Abstract

To determine whether valproic acid [divalproex (DVP)] extended-release, administered at a higher proportionate once-daily dosage, can be safely substituted for delayed-release or sprinkle in pediatric patients with epilepsy. Patients between ages 6 and 17 years with stable epilepsy taking DVP were randomized to 7 days of either DVP delayed-release/sprinkle (at the usual daily dose taken before study entry) or extended-release DVP (daily dose, 8% to 25% higher than their usual dose), and then (crossed over to) 7 days of the comparator formulation. Patient's clinical status was evaluated at a screening visit and on days 8 and 15, and with telephone follow-up 1 month after study completion. No statistically significant difference in mean plasma VPA levels measured at the end of treatment was observed: 99, 92, and 103 mug/ml with the delayed-release tablets (n = 4), the sprinkle formulation (n = 11), and the extended-release tablets (n = 16), respectively.
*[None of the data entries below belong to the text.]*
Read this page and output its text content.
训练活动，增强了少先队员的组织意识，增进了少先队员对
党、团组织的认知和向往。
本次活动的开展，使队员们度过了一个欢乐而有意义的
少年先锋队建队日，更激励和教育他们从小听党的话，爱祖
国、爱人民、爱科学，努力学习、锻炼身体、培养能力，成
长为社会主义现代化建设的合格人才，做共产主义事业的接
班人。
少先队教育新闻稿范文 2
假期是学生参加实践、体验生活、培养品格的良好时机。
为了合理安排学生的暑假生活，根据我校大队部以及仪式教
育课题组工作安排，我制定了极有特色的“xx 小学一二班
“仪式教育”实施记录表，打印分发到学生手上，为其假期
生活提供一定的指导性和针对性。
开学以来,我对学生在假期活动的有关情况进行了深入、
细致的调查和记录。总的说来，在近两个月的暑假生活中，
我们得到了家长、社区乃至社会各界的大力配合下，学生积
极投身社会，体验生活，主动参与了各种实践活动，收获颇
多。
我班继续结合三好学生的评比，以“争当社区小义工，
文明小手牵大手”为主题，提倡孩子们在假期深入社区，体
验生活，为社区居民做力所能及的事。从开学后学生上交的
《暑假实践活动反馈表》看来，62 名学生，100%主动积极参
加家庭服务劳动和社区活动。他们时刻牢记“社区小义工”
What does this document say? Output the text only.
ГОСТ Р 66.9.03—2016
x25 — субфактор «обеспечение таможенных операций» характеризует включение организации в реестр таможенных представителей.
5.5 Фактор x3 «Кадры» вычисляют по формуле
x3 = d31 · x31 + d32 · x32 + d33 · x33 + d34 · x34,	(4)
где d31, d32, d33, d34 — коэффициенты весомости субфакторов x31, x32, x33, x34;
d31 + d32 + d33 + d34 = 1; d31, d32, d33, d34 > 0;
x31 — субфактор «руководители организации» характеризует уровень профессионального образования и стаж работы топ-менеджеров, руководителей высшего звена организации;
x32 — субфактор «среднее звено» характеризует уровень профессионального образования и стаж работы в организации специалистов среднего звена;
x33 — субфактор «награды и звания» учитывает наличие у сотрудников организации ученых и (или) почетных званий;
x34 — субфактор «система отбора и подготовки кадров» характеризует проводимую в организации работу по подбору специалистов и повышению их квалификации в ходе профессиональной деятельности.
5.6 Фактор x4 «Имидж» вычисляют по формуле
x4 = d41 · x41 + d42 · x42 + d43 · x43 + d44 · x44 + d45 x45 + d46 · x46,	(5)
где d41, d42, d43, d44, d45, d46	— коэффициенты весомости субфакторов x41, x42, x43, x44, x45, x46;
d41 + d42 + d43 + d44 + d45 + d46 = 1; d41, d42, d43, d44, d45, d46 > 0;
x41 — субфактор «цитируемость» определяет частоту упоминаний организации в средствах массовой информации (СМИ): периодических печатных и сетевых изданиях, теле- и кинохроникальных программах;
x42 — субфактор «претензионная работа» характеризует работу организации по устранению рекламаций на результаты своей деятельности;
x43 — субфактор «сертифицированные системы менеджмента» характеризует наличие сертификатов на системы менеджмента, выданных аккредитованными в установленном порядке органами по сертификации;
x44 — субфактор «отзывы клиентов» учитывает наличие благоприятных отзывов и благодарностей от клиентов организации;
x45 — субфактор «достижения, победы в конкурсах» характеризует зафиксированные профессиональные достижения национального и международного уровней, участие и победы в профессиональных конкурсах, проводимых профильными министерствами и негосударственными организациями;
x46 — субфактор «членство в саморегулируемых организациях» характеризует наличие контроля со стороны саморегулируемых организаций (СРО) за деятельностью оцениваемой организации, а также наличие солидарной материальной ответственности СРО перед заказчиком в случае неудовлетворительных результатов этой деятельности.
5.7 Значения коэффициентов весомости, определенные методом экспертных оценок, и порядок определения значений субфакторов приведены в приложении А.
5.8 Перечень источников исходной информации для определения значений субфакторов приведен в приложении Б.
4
Seizure-control rates were stable during patients' use of the extended-release formulation. None of the study patients experienced a treatment-related adverse event. The total daily dose for patients taking the delayed-formulation may need to be increased by < or = 20% when they are switched to the extended-release formulation. When switching from sprinkles to the extended-release formulation, individual variability must be considered. In patients who have VPA levels near the very high end of the therapeutic range (>100 microg/ml), it may be more prudent to make only minor modifications to the total daily dose during conversion and then to individualize the DVP extended-release dose based on plasma levels.